La arrogancia es una forma de ceguera del que se cree superior, y en realidad es incapaz de verse en lo que es, cuando deja de pensar en los demás, por pensar en sí mismo, lo que constituye una indiferencia perversa del comportamiento humano,  por el desmoronamiento de las normas sociales y el deseo del dinero así el individuo deba utilizar la violencia.

Esa violencia que se observa en la imposición de los impuestos a las mercancías internacionales, el debilitamiento de los sistemas de salud internacional, y la aceptación de las condiciones económicas de algunos países por el miedo.

El Nobel José Saramago en su libro “Ensayo sobre la Ceguera”, dice que: “La dignidad no tiene precio, cuando alguien empieza a hacer pequeñas concesiones, al final pierde todo sentido”.

El autor dice en la historia que, algunos personajes intentan mantener su dignidad  y el respeto personal y los demás, pero en la medida que las cosas empeoran en la sociedad, la violencia se vuelve común y las personas empiezan a ceder y se pierde la integridad humana.

Además, agrega el nobel, que: “La pérdida de la visión es una metáfora de la pérdida de dirección y propósito de la vida”. Ese miedo insuperable a las bombas desde el cielo, que en el contexto físico paraliza y oscurece la percepción de la realidad.

Entonces, los personajes experimentan una creciente degradación de su dignidad y humanidad a medida que la ceguera de los poderosos y el caos se apodera de la sociedad y algunos intentan mantener su dignidad y su respeto, pero otros ceden en sus principios éticos.

Es esa misma arrogancia que desconoce los sentimientos ajenos, porque ni siquiera puede comprender los propios. Donde el sarcasmo, la insolencia y el desprecio son su lenguaje natural, detrás del cual, esconde una profunda inseguridad y un grito ahogado de por los múltiples problemas emocionales que llevan en su interior.

Bajo esa mascarada, el arrogante esconde casi siempre, una honda preocupación, una frustración constante, un deseo no cumplido de ser amado y admirado por lo que no se es. El arrogante necesita espectadores, porque sin ellos, su farsa se derrumba. Le urge la validación externa, así deba violar los acuerdos, invadir ciudades, bombardear pueblos.

Y si el arrogante ostenta poder, entonces la deformación se vuelve peligrosa. Desde la tribuna se convierte en predicador de verdades absolutas.

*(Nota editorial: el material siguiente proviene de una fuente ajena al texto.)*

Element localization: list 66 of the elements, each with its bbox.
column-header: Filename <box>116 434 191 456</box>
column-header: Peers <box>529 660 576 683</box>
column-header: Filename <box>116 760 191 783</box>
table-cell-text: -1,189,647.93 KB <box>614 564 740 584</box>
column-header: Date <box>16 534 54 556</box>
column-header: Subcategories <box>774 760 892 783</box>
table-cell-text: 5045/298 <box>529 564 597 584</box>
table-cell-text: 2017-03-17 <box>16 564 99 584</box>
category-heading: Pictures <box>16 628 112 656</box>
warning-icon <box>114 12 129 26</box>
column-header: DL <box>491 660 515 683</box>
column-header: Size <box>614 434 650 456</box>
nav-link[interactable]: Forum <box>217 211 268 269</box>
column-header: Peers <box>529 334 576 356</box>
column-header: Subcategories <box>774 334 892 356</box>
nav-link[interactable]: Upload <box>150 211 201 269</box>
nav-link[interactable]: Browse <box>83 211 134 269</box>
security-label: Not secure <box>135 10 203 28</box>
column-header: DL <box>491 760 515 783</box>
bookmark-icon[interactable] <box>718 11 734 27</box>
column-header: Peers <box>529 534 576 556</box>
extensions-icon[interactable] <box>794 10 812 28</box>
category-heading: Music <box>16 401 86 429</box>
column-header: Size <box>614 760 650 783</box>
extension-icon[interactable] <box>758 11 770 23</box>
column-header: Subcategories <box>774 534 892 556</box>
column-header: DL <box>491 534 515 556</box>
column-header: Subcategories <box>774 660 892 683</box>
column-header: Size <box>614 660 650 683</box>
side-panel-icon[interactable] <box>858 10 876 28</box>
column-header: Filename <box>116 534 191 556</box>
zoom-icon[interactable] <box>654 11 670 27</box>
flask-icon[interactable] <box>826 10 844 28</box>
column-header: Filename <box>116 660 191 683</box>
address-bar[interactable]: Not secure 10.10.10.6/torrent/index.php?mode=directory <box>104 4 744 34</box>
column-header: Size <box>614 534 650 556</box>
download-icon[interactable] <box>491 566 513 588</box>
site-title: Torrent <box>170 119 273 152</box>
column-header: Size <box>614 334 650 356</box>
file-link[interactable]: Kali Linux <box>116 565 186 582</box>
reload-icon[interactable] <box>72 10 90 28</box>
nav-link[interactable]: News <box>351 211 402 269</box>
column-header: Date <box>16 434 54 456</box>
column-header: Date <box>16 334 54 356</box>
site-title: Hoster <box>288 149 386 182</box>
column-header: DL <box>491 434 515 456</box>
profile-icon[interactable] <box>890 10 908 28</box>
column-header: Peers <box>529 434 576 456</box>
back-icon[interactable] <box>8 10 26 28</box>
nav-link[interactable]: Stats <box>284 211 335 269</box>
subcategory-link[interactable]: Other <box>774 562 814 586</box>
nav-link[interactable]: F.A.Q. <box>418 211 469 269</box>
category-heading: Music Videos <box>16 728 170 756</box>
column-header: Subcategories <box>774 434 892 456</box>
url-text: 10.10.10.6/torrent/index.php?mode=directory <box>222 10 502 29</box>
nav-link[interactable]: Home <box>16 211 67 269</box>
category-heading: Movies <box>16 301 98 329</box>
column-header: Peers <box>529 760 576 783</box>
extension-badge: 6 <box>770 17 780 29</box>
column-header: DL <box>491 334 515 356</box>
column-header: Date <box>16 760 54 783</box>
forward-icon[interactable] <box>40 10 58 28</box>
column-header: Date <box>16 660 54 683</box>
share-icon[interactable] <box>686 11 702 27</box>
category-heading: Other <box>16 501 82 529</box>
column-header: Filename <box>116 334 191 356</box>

Desde el despacho oficial firma decretos que perjudican al pueblo, y le ordena a los militares, avanzar sobre ciudades indefensas, donde mueren niños que no alcanzaron a pronunciar su nombre. No es un líder es un tirano con ínfulas de salvador, que se enardece con el estruendo de una bomba como si se tratara de una victoria, sin entender que ninguna gloria se edifica sobre el oprobio.

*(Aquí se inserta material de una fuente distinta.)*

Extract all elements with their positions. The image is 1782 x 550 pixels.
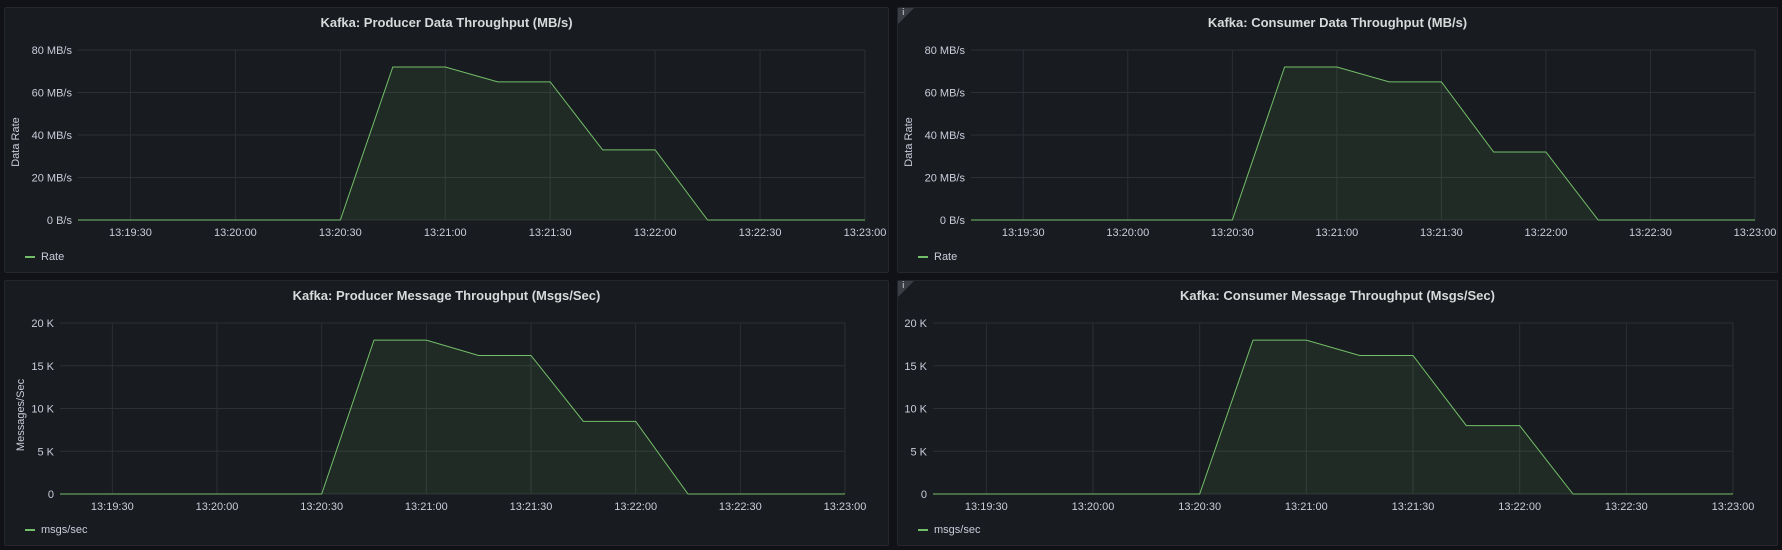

Presumir, a fin de cuentas, es un síntoma de carencia. Quien necesita mostrar sus bienes, su cuerpo, sus títulos o su poder, es porque interiormente siente que no tiene nada. La presunción es la vitrina del vacío, y el presumido, es un pobre actor que necesita un escenario para no enfrentarse a su propia verdad.

Desde el hogar y la escuela habría que enseñar que el valor de una persona no se mide por lo que posee, sino por lo que es. Que la verdadera grandeza no hace alarde de sí misma. Que el éxito no es acaparar, sino servir. Porque cuando se siembra en los corazones jóvenes la semilla de la ostentación, se cultiva también el deseo de riqueza fácil, origen de muchas formas de corrupción que padecemos los iberoamericanos como herencia española.

En cambio, la sencillez, no hace ruido. Camina elegante, sin soberbia, y observa con atención, respeta sin adular y sabe que todo lo que vale en la vida no se compra ni se presume, se consigue con decencia para obtener un propósito y un significado a la vida dentro del bien común para ser feliz.